Reputation: 43
How do I sed
, grep
, awk
, tr
or whatever in a bash script
to get the first occurrence per line of the characters between
' and .
from this file. (The character is a single quote and a period). This is really hard, I love that you're even trying.
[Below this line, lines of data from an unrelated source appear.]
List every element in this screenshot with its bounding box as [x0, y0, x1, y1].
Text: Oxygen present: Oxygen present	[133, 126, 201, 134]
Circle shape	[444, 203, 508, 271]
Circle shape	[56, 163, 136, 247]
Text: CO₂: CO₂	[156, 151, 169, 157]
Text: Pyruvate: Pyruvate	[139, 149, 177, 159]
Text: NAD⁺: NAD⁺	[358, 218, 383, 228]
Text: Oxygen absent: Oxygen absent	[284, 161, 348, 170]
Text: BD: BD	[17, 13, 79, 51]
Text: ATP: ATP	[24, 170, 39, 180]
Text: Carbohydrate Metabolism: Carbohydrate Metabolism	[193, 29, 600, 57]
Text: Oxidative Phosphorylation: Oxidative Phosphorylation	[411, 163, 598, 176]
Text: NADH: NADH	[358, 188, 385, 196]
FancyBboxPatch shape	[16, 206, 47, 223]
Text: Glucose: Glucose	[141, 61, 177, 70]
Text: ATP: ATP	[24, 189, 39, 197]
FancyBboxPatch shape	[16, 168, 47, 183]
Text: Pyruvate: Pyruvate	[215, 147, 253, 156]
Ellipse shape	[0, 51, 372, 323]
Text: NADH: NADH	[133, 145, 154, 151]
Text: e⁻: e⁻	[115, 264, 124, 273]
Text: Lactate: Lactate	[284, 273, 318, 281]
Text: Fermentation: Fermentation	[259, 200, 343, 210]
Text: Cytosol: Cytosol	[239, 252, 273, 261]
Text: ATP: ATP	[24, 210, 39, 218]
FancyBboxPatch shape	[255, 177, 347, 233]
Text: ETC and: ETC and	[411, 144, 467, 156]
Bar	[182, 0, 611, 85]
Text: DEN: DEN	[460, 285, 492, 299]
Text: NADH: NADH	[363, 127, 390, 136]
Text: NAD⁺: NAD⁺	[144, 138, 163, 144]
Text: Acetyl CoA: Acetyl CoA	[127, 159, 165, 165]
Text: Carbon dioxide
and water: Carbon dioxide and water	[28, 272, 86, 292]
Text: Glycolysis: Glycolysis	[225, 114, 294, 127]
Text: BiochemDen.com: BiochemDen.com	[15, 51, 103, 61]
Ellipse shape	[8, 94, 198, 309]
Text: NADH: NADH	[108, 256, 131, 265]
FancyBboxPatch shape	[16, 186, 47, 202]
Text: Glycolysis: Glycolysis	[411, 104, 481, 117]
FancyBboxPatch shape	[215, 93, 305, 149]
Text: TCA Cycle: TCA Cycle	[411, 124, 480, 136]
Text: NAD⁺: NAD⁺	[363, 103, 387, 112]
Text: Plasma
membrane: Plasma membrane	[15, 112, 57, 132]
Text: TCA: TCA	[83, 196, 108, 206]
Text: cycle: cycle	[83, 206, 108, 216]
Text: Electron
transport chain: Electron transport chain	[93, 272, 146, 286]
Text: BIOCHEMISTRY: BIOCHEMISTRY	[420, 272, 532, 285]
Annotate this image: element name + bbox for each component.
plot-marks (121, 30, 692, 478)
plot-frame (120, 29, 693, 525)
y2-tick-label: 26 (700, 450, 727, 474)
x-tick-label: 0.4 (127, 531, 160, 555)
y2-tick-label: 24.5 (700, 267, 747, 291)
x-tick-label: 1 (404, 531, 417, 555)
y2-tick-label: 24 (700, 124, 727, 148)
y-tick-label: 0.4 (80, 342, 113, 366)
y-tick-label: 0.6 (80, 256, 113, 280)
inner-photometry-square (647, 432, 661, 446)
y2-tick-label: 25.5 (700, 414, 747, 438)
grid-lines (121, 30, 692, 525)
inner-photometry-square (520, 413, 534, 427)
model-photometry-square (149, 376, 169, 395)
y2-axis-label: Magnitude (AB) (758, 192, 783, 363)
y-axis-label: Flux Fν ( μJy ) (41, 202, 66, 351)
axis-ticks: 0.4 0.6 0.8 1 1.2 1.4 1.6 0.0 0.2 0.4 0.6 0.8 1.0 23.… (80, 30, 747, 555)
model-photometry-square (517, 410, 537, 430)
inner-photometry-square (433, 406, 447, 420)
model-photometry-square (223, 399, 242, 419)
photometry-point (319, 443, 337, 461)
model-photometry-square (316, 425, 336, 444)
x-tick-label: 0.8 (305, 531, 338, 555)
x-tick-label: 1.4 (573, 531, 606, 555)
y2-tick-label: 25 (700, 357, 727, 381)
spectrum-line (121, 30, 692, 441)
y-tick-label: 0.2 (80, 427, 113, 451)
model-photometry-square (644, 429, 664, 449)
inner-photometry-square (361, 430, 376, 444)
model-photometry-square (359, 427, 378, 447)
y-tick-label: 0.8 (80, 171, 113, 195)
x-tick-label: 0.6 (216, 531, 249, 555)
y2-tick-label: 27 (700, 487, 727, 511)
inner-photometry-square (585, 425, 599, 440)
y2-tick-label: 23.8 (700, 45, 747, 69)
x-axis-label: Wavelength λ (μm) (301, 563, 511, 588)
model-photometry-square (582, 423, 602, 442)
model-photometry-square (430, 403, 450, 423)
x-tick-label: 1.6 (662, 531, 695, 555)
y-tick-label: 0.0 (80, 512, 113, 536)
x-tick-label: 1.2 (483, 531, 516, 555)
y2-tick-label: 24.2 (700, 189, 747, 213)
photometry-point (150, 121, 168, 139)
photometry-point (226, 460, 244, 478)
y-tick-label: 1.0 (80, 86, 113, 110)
So that the command yields:
Ideal output:
orinak
pchovi
orinak
xpt
moon
on the following file:
class GI_DnConstants {
const BO_DOMAIN_NAME = 'orinak.backoffice.domain.com';
const EX_DOMAIN_NAME = 'pchovi.extranet.domain.com';
const WS_DOMAIN_NAME = 'orinak.www.domain.com';
const PT_DOMAIN_NAME = '.partner.domain.com';
const PTS_DOMAIN_NAME = 'xpt.partners.domain.com';
const WS_SECURE_DOMAIN_NAME = '.secure.domain.com';
const IMG_DOMAIN_NAME = 'moon.images.domain.com';
}
Upvotes: 4
Views: 9206
Reputation: 195209
if the empty lines in output are not required, this grep with "look-around" will give what you want:
grep -Po "(?<=')[^.']*(?=\.)" file
just saw you tagged the question with awk
then try this awk with those empty lines in output:
awk -F"['.]" 'NF>2{print $2}' file
(the awk one-liner works for your input in example)
Upvotes: 4
Reputation: 12541
Quick and dirty:
egrep -o "'[^\.,;]+" file | cut -c2-
Note: This don't print the empty lines.
Upvotes: 0
Reputation: 372
Try this:
sed -n "s/.*'\([^\.]*\)\..*/\1/p" input_file.txt
Run:
$ sed -n "s/.*'\([^\.]*\)\..*/\1/p" input_file.txt
orinak
pchovi
orinak
xpt
moon
$ sed --version
GNU sed version 4.2.1
Copyright (C) 2009 Free Software Foundation, Inc.
This is free software; see the source for copying conditions. There is NO
warranty; not even for MERCHANTABILITY or FITNESS FOR A PARTICULAR PURPOSE,
to the extent permitted by law.
GNU sed home page: <http://www.gnu.org/software/sed/>.
General help using GNU software: <http://www.gnu.org/gethelp/>.
E-mail bug reports to: <[email protected]>.
Be sure to include the word ``sed'' somewhere in the ``Subject:'' field.